Chief Beardy had many treaty disputes but, being a great negotiator, did manage to obtain special considerations. The Natives of Treaty #6 called Walker, "The Eagle that Protects"
Shortly after this, Walker married Euphemia Quarrie and brought his new bride out West. They arrived in Fort Battleford, they discovered that the commander's residence still wasn't ready and this young, very proper, lady from Gault, Ontario had to fit in to the rugged life of a North West Mounted Policeman as best she could. To add to the culture shock, they arrived in Battleford to discover that a group of Sioux had come up from Cypress Hills and were camped around the Barracks.
Commanders Residence Ft.
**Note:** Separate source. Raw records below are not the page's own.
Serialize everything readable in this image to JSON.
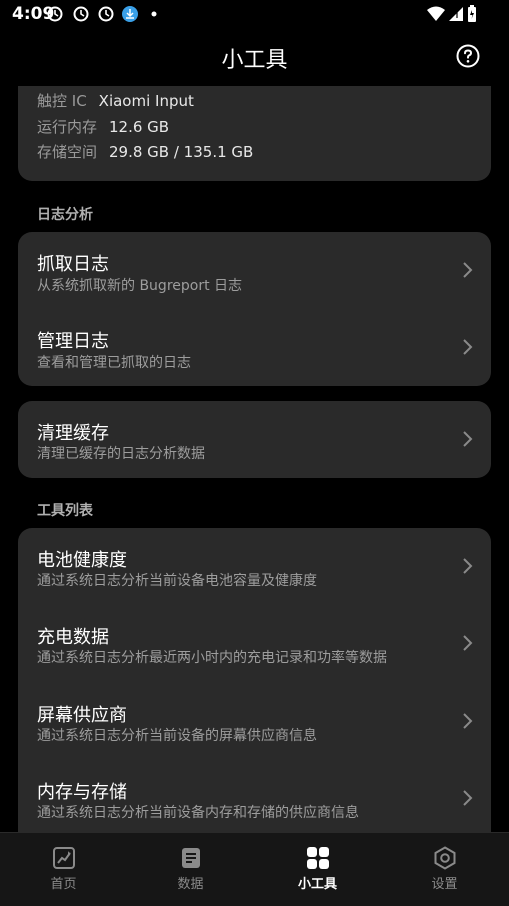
{
  "status_bar": {
    "time": "4:09"
  },
  "app_bar": {
    "title": "小工具"
  },
  "device_info": [
    {
      "label": "触控 IC",
      "value": "Xiaomi Input"
    },
    {
      "label": "运行内存",
      "value": "12.6 GB"
    },
    {
      "label": "存储空间",
      "value": "29.8 GB / 135.1 GB"
    }
  ],
  "log_section": {
    "header": "日志分析",
    "items": [
      {
        "title": "抓取日志",
        "subtitle": "从系统抓取新的 Bugreport 日志"
      },
      {
        "title": "管理日志",
        "subtitle": "查看和管理已抓取的日志"
      }
    ]
  },
  "cache_card": {
    "title": "清理缓存",
    "subtitle": "清理已缓存的日志分析数据"
  },
  "tools_section": {
    "header": "工具列表",
    "items": [
      {
        "title": "电池健康度",
        "subtitle": "通过系统日志分析当前设备电池容量及健康度"
      },
      {
        "title": "充电数据",
        "subtitle": "通过系统日志分析最近两小时内的充电记录和功率等数据"
      },
      {
        "title": "屏幕供应商",
        "subtitle": "通过系统日志分析当前设备的屏幕供应商信息"
      },
      {
        "title": "内存与存储",
        "subtitle": "通过系统日志分析当前设备内存和存储的供应商信息"
      }
    ]
  },
  "bottom_nav": [
    {
      "label": "首页",
      "icon": "home-chart-icon"
    },
    {
      "label": "数据",
      "icon": "document-icon"
    },
    {
      "label": "小工具",
      "icon": "grid-icon",
      "active": true
    },
    {
      "label": "设置",
      "icon": "hexagon-settings-icon"
    }
  ]
}
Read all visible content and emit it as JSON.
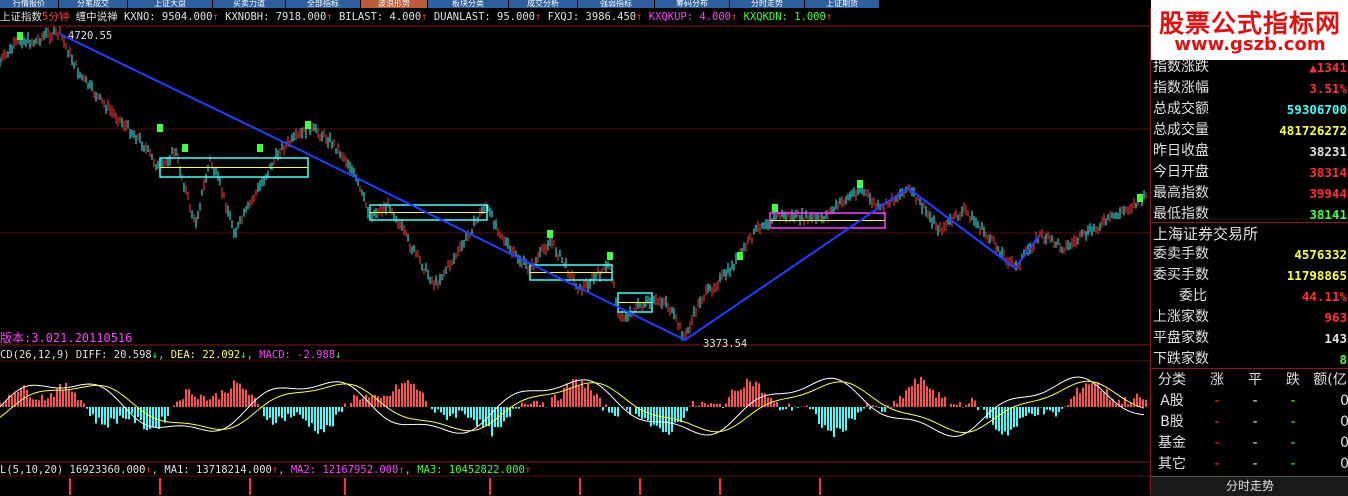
{
  "tabs": [
    "行情报价",
    "分笔成交",
    "上证大盘",
    "买卖力道",
    "全部指标",
    "波浪形势",
    "板块分类",
    "成交分析",
    "强弱指标",
    "筹码分布",
    "分时走势",
    "上证期货"
  ],
  "info": {
    "title": "上证指数",
    "period": "5分钟",
    "indicator": "缠中说禅",
    "kxno": "KXNO: 9504.000",
    "kxnobh": "KXNOBH: 7918.000",
    "bilast": "BILAST: 4.000",
    "duanlast": "DUANLAST: 95.000",
    "fxqj": "FXQJ: 3986.450",
    "kxqkup": "KXQKUP: 4.000",
    "kxqkdn": "KXQKDN: 1.000",
    "arrow": "↑"
  },
  "price_high_label": "4720.55",
  "price_low_label": "3373.54",
  "version": "版本:3.021.20110516",
  "macd": {
    "name": "CD(26,12,9)",
    "diff": "DIFF: 20.598",
    "dea": "DEA: 22.092",
    "macd": "MACD: -2.988",
    "arrow_down": "↓"
  },
  "vol": {
    "name": "L(5,10,20)",
    "v": "16923360.000",
    "ma1": "MA1: 13718214.000",
    "ma2": "MA2: 12167952.000",
    "ma3": "MA3: 10452822.000",
    "arrow": "↑"
  },
  "logo": {
    "text": "股票公式指标网",
    "url": "www.gszb.com"
  },
  "stats": [
    {
      "label": "指数涨跌",
      "value": "▲1341",
      "color": "#ff3030"
    },
    {
      "label": "指数涨幅",
      "value": "3.51%",
      "color": "#ff3030"
    },
    {
      "label": "总成交额",
      "value": "59306700",
      "color": "#40ffff"
    },
    {
      "label": "总成交量",
      "value": "481726272",
      "color": "#ffff40"
    },
    {
      "label": "昨日收盘",
      "value": "38231",
      "color": "#e0e0e0"
    },
    {
      "label": "今日开盘",
      "value": "38314",
      "color": "#ff3030"
    },
    {
      "label": "最高指数",
      "value": "39944",
      "color": "#ff3030"
    },
    {
      "label": "最低指数",
      "value": "38141",
      "color": "#40ff40"
    }
  ],
  "exchange": "上海证券交易所",
  "trade_stats": [
    {
      "label": "委卖手数",
      "value": "4576332",
      "color": "#ffff40"
    },
    {
      "label": "委买手数",
      "value": "11798865",
      "color": "#ffff40"
    },
    {
      "label": "委比",
      "value": "44.11%",
      "color": "#ff3030"
    },
    {
      "label": "上涨家数",
      "value": "963",
      "color": "#ff3030"
    },
    {
      "label": "平盘家数",
      "value": "143",
      "color": "#e0e0e0"
    },
    {
      "label": "下跌家数",
      "value": "8",
      "color": "#40ff40"
    }
  ],
  "table": {
    "headers": [
      "分类",
      "涨",
      "平",
      "跌",
      "额(亿"
    ],
    "rows": [
      {
        "name": "A股",
        "vals": [
          "-",
          "-",
          "-",
          "0"
        ]
      },
      {
        "name": "B股",
        "vals": [
          "-",
          "-",
          "-",
          "0"
        ]
      },
      {
        "name": "基金",
        "vals": [
          "-",
          "-",
          "-",
          "0"
        ]
      },
      {
        "name": "其它",
        "vals": [
          "-",
          "-",
          "-",
          "0"
        ]
      }
    ]
  },
  "bottom_button": "分时走势"
}
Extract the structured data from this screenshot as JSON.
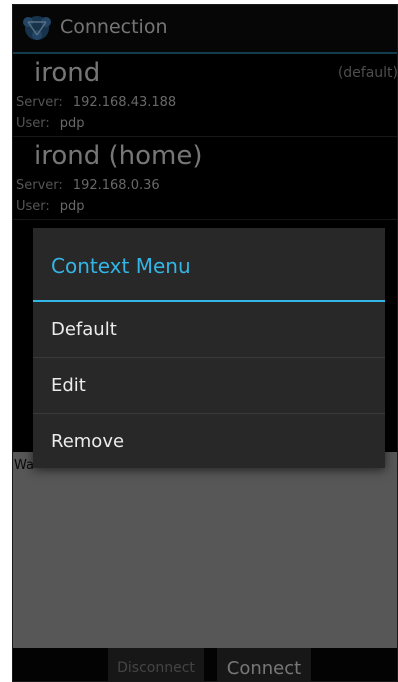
{
  "actionbar": {
    "title": "Connection",
    "icon": "network-app-icon"
  },
  "connections": [
    {
      "name": "irond",
      "badge": "(default)",
      "server_label": "Server:",
      "server": "192.168.43.188",
      "user_label": "User:",
      "user": "pdp"
    },
    {
      "name": "irond (home)",
      "badge": "",
      "server_label": "Server:",
      "server": "192.168.0.36",
      "user_label": "User:",
      "user": "pdp"
    }
  ],
  "log": {
    "text": "Wa"
  },
  "buttons": {
    "disconnect": "Disconnect",
    "connect": "Connect"
  },
  "context_menu": {
    "title": "Context Menu",
    "items": [
      "Default",
      "Edit",
      "Remove"
    ]
  },
  "colors": {
    "accent": "#33b5e5",
    "background": "#000000",
    "dialog": "#282828",
    "log_area": "#9e9e9e"
  }
}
Battleford
Like most of the original commissioned officers, Walker had a great respect for the Sioux people and for Sitting Bull in particular. Walker kept contact with the Sioux who had drifted North but impressed upon them that they were not part of the treaties and thus not entitled to any of the treaty benefits or support. Most of the Sioux wanted work but there wasn't much work available in the area. Walker did what he could by hiring them to do labour around the fort and finding them employment with the local settlers.
In order to have the Mounted Police become more self sufficient, Walker established a farm and truck garden at the barracks and in the first year, produced 36000 lbs. of potatoes, 3800 lbs. of turnips and 1000 lbs. of beets. This practice became common at NWMP forts and outposts.
In 1880, Walker was ordered to assume command at Fort Walsh but, on his way there, was ordered to Ottawa to appear before the Prime Minister. He was offered a position at a large cattle ranch being started by Senator Cochrane and resigned the force to assume his new duties as manager of the operation. He left the ranching business in 1882 and took over a sawmill which supplied much of the lumber for Calgary and area. The Walker family also owned a farm, in an area which was then east of the city and is now Inglewood.
He was pressed into national service once again during the North West Rebellion of 1885 when he formed the Home Guard. He was a Lt. Col. in the 15th Light Horse and served overseas in WW1 as the commanding officer of the Canadian Forestry Corps.
Walker was a prominent and well loved Calgarian; in 1884, he was declared chairman of the newly formed Calgary Citizen's Committee, he helped establish Calgary's first school district, he was a school board chairman, he was director of the first general hospital and active in both the Southern Alberta Pioneers and Old Timers Association and the NWMP Veterans Association of which he was the first president - serving several terms, on and off, from 1886 until 1919. In 1975, the City of Calgary proclaimed Col. James Walker "Citizen of the Century" an fitting tribute for a man who gave so much to this city.
The lasting legacy of the Walker family is the Inglewood Bird Sanctuary, a conservation project championed by Walker's son, Selby, shown in the picture on the left (the old Walker residence in the background).